It's still an open question whether NHL commissioner Gary Bettman's gambit of taking his league from ESPN to Outdoor Life Network (later Versus) in 2005 is a success or not. Even as confirmation emerges this week of Versus morphing to NBC Sports Channel come January (a move we signalled last April), it's an open question whether shunning the World Wide Leader was a plus or a bust in the U.S.
In Bettman's defence, former ESPN honcho Mark Shapiro tried to take advantage of the Ligue Nationale du Hockey as it emerged from the lockout in 2005, offering just $30-million for the TV rights (which was below the option renewal price). As revealed in the book ESPN: Those Guys Have All the Fun, the overweening Shapiro makes Bettman look like Captain Kangaroo by comparison. The take-it-or-leave-it offer was calculated as an insult, and Bettman took it that way.
So, for $210-million over three years and the promise of being a whale in a minnow pond, Bettman called Shapiro's bluff and alighted to OLN, being run by his mentor Ed Snider, owner of the Philly Flyers. The dough was nice, the promotion was nice, and flipping the bird to intractable ESPN was very nice.
That gave Bettman a dedicated partner, one where, unfortunately, the sport was shunned by all but uber-committed hockey fans. Between OLN/Versus and NBC, the NHL became the D.B. Cooper of leagues, hard to find under any circumstance. Even buried on ESPN2 for a pittance, fans would have easily found the new and improved product. At Versus it was Green Party visibility. Players, fans and owners regularly lamented the search for the Versus signal, which was like navigating the Master levels of Doom II.
It was HBO's 24/7 and the NBC Winter Classic that turned the American public mood back toward hockey. (Okay, a portion of the American public larger than quorum at a bus stop.) The residual good cheer resulted in the 10-year, $2 billion NBC Universal deal this spring, an affiliation that could spread the NHL's brand across NBC's many channels.
But attributing the 2011 NBC payoff to the Versus move in 2005 is a stretch. Who knew they'd merge with NBC back in the dark post-lockout days? Could ESPN have brought the NHL more public recognition earlier? Unlikely so long as they buried the NHL on their second network. It was exterior forces that changed the landscape. Till it got with the new rules, Winter Classics and HBOs, the U.S. public simply wasn't buying what Bettman was selling.
So the NHL got more money from OLN/Versus, the visibility issue with ESPN2 was a wash, and now there is the hope that NBC's diverse universe of TV channels and web platforms can deliver more than ESPN. Conclusion: It took a while, but Bettman's stand against Shapiro finally has paid off in modest fashion. Which is about the best hockey can hope for in the shadow the NFL, NCAA, NBA and MLB.
The Wang Stuff: This year's winner of Bad Timing: A Sensual Obsession goes to New York Islander owner Charles Wang. The billionaire owner of the hapless NHL team had a clever plan to make tax payers on Long Island hold the can for a new arena for his squad. Then, just as it appeared he might slip the proposition through on a sleepy August Monday plebiscite, Wang got sideswiped in the D.C. media maelstrom over public indebtedness.
Even as the Tea Party made debt financing a viral issue, Wang was asking taxpayers on the Island (among the most taxed in America) to cover his financial tush to the tune of $350-million for a new arena/baseball park. By the time John Boehner and Harry Reid were done addressing the quatrillion-dollar sinkhole in the federal budget, there was as much appetite for floating Wang a loan as there was for invading Canada.

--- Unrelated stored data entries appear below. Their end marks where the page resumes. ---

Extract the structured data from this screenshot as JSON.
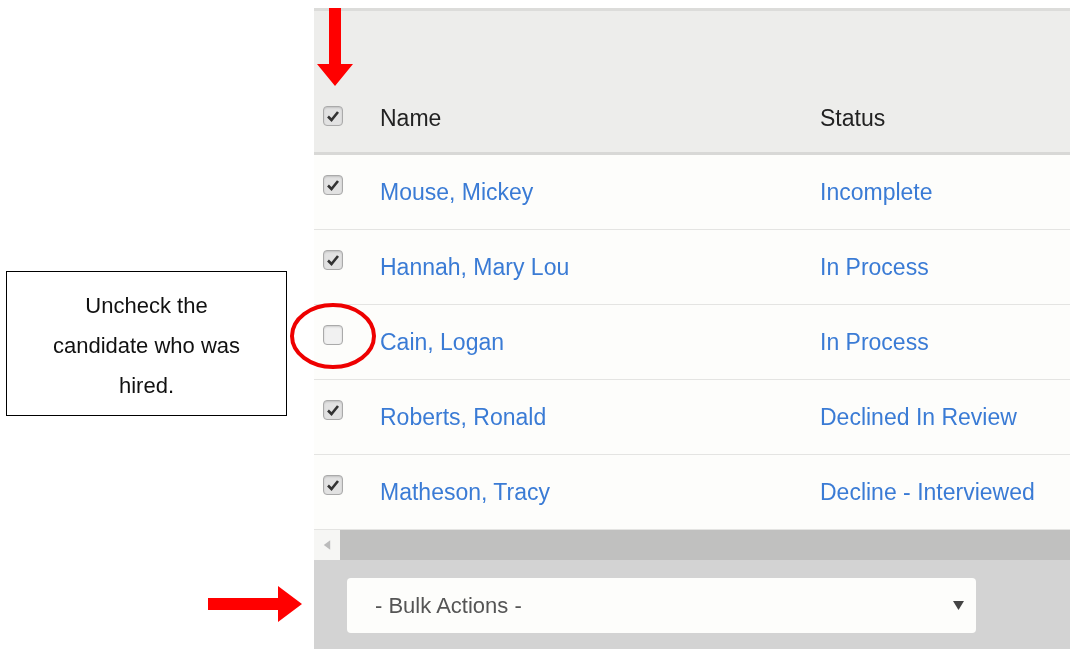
{
  "annotation": {
    "callout": "Uncheck the candidate who was hired."
  },
  "table": {
    "select_all": {
      "checked": true
    },
    "columns": [
      "Name",
      "Status"
    ],
    "rows": [
      {
        "name": "Mouse, Mickey",
        "status": "Incomplete",
        "checked": true
      },
      {
        "name": "Hannah, Mary Lou",
        "status": "In Process",
        "checked": true
      },
      {
        "name": "Cain, Logan",
        "status": "In Process",
        "checked": false
      },
      {
        "name": "Roberts, Ronald",
        "status": "Declined In Review",
        "checked": true
      },
      {
        "name": "Matheson, Tracy",
        "status": "Decline - Interviewed",
        "checked": true
      }
    ]
  },
  "bulk_actions": {
    "value": "- Bulk Actions -"
  }
}
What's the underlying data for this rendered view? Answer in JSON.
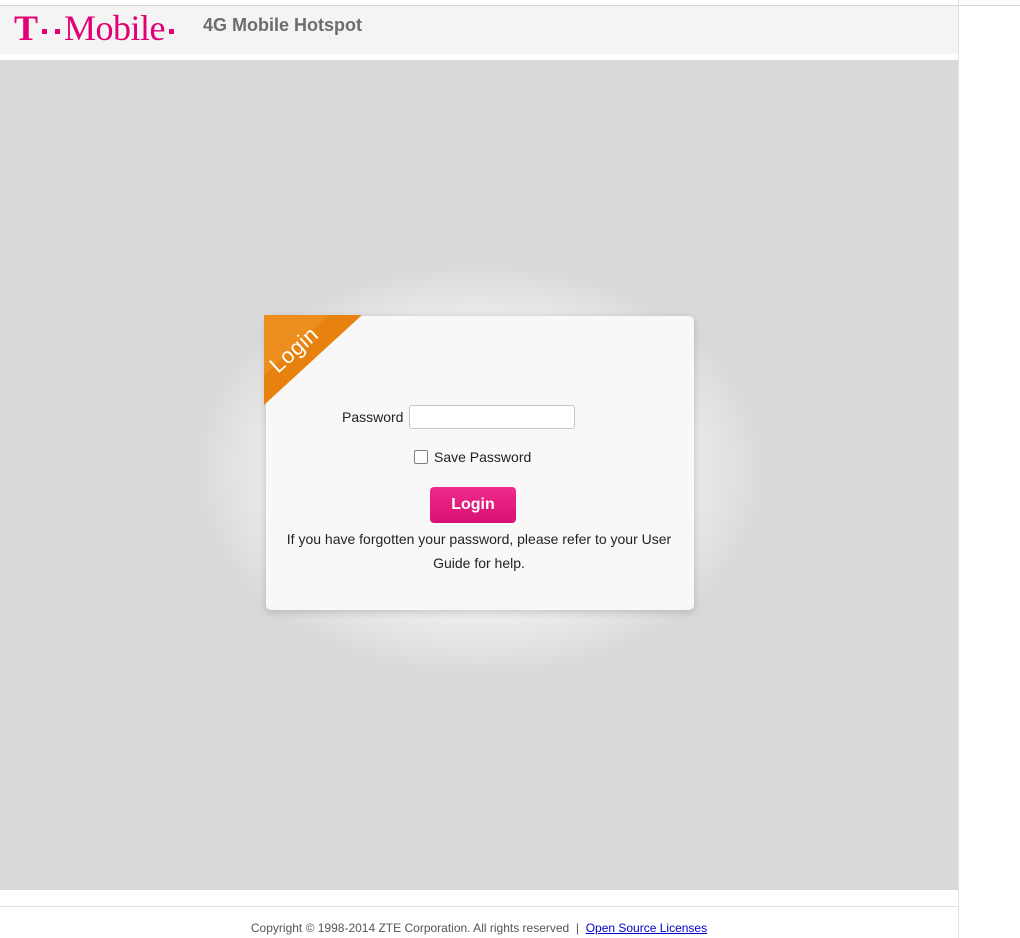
{
  "header": {
    "brand_t": "T",
    "brand_word": "Mobile",
    "product_name": "4G Mobile Hotspot"
  },
  "login_card": {
    "ribbon_label": "Login",
    "password_label": "Password",
    "password_value": "",
    "save_password_label": "Save Password",
    "save_password_checked": false,
    "login_button": "Login",
    "help_text": "If you have forgotten your password, please refer to your User Guide for help."
  },
  "footer": {
    "copyright": "Copyright © 1998-2014 ZTE Corporation. All rights reserved",
    "separator": "|",
    "open_source_link": "Open Source Licenses"
  },
  "colors": {
    "brand_magenta": "#e20074",
    "ribbon_orange": "#e8820f",
    "stage_gray": "#d9d9d9"
  },
  "icons": {
    "save_password_checkbox": "checkbox-icon"
  }
}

So the whole house of jokers came crashing to the ice Monday night. Making the future of the Isles (they have a lease at the Baths of Caracalla... er, the Nassau County Coliseum till 2015) uncertain at best. But Isles fans can take heart that Islanders broadcaster "The Hockey Maven" Stan Fischler is on the tweet: "The Coliseum vote is neither a defeat for a new arena nor does it mean that Isles will leave Nassau. Exec Mangano is right; 'We'll solve it'." Maybe Stan means that Wang will now spend his own money? File under: revolutionary ideas.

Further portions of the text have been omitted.